I can’t really say what happened. Perhaps I’ve temporarily gotten worse (which sometimes happens, when you’re processing new lessons). Perhaps the competition has gotten better. Perhaps I’ve started moving in a different direction and am no longer really producing the sort of stories that SF magazines are looking for. A person can drive themselves crazy trying to figure out why they are and why they aren’t selling.
Anyway, one outcome of this relative lack of success is that I’m making a decidedly stronger effort to submit to literary magazines. I currently have over 100 submissions out! And, of those, almost 80 are to various literary magazines. It’s both exciting and disconcerting to be starting at the beginning again. However, I’ve also recently started to write a few non-SF stories, and I’m interested to see how these’ll be received by the lit journals.

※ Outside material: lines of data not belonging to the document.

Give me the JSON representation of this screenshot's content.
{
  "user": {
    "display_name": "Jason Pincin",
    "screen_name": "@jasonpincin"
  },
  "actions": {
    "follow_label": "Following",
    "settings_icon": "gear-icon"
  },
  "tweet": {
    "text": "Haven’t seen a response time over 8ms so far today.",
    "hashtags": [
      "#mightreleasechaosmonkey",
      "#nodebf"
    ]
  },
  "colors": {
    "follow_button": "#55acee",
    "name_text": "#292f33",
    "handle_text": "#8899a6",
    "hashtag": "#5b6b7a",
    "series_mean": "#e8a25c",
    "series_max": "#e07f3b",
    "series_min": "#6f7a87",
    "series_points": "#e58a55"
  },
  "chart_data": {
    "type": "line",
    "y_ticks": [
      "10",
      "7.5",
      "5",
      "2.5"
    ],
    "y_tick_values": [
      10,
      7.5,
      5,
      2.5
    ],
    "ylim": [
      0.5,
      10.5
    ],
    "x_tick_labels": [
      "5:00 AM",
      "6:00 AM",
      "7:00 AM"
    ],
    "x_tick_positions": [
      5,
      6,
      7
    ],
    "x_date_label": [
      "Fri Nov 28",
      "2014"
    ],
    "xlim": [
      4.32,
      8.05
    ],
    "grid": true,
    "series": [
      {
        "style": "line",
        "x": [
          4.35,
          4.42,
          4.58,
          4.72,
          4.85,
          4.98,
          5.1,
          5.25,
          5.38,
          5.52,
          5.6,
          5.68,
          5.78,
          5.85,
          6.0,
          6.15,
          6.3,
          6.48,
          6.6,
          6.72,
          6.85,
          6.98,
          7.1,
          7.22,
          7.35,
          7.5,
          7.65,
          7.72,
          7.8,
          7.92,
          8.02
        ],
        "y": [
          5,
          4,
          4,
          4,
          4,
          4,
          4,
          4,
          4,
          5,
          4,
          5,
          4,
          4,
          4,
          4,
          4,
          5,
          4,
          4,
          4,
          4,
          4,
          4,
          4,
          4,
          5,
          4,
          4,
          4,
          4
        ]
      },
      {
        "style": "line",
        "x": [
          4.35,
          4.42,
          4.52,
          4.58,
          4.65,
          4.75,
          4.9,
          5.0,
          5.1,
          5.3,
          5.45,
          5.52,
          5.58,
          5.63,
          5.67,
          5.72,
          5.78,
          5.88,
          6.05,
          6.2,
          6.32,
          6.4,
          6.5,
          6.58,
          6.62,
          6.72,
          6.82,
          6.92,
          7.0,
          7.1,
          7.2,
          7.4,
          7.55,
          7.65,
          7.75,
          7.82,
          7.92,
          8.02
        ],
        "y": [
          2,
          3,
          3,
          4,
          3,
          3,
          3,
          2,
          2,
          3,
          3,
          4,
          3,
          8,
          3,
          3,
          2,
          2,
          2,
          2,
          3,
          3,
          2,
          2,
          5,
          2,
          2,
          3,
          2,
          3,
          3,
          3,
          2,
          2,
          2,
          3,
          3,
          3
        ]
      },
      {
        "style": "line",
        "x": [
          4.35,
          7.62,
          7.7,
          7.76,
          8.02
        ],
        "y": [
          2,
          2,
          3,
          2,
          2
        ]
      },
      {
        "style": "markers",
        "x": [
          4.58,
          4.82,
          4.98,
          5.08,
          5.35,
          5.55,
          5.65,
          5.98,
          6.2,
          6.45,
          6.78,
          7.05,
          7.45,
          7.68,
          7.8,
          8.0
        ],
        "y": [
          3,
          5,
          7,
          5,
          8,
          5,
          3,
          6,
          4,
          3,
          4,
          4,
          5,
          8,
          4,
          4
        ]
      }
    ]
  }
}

I’ve made it my goal to sell a story (although literary writers usually say “place” a story, since even many respectable publications don’t pay) to at least one magazine with “Review” in its name =]
*Currently, I call 5 cents per word the “pro” rate for no better reason than that this was the rate decided upon by the SFWA. Since they’ve changed their standards, I’ll do the same. From 2014 on, 6 cents per word will be what I mean when I say “pro” rates.